In 2014, UPP Arts, spearheaded by its founder Holly Ewald, partnered with the Providence Planning Department to plant a small orchard of fruit trees in a park in the West Elmwood neighborhood as the first initiative to recognize and remember the history of the important and lively neighborhood.

==Environmental issues==
Mashapaug Pond has suffered from a long history of pollution. Majority of the ponds toxicity is due to high pollutant concentrations in the pond's soil and water produced by industrial activities occurring around the pond's shores.
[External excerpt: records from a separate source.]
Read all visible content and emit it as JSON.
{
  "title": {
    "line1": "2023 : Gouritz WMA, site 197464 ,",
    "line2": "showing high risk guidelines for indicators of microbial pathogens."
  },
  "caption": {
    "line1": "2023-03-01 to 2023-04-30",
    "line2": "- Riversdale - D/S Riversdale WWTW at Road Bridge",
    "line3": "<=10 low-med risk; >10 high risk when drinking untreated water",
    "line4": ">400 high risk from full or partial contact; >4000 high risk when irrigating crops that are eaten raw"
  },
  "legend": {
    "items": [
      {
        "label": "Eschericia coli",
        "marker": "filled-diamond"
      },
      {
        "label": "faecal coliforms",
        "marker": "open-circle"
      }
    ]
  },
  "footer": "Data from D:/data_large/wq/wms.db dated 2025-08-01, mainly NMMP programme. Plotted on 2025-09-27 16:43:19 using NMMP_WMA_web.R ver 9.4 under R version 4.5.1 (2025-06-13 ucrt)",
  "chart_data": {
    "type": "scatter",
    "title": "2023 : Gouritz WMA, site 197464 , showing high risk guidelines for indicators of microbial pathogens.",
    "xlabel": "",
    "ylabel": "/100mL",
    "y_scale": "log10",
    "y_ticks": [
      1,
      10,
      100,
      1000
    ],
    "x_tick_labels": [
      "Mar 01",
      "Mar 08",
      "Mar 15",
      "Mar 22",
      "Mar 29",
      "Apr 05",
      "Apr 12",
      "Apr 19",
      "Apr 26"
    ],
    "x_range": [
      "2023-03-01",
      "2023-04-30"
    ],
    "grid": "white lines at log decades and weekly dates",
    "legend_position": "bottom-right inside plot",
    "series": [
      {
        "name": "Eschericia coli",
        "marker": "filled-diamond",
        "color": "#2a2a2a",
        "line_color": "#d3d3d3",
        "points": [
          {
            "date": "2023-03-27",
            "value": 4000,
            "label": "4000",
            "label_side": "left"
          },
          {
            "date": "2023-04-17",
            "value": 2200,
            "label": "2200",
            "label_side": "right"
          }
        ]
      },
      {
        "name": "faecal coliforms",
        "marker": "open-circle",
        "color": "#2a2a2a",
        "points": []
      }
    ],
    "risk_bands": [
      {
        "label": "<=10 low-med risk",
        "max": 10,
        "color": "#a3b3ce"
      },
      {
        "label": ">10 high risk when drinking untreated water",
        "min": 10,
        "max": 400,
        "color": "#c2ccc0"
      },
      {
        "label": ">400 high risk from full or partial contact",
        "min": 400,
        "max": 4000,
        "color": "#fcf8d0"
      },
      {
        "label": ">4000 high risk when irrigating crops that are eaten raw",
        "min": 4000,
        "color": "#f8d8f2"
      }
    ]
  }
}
Less impactful industrial activities include deforestation and soil tilling for agriculture in the 18th century, Earl Carpenter Icehouse that harvested ice from the pond from 1814–1920, and the construction of Route 10 and the Huntington Industrial Park between 1960 and 1970. Today, the Gorham Manufacturing Company is highly responsible for a significant amount of pollution in the water, soil and air in and around the pond. During the 19th century and majority of the 20th century, there were few regulations and restrictions on the companies' use of potentially toxic materials. Gorham frequently used cleaners that contained polychlorinated biphenyls (PCBs), solvents, heavy metals such as lead, and other pollutants. Over time, these contaminants leached into the pond's soil and water.

In 1970 the Environmental Protection Agency (EPA), set restrictions around industrial dumping and provided ways to force polluters to clean up toxic areas. In 1972, the federal government passed the Clean Water Act in order to set water quality standards and outlaw the dumping of industrial waste into waterways directly. Shortly after the passing of the Clean Water Act, Textron—the company the bought Gorham in 1972—and the Rhode Island Department of Environmental Management funded the effort to make Mashapaug Pond and its surrounding areas a safe site for human use.

In the early 2000s, after Gorham closed, lawmakers suggested the now-vacant area be used as a site for a new high school. At first the community residents of Mashapaug protested due to the fact that the area was still highly toxic, but public opposition declined after Textron remediated the land and the school promised to include an air filtration system. The Dr. Jorge Alvarez High School opened in 2006.

Since its opening, Alvarez High School has spearheaded a magnitude of environmental recuperation efforts in collaboration with the Urban Pond Procession. Student art and scientific research has been used to educate the surrounding community and the greater Providence area about the history of Mashapaug Pond.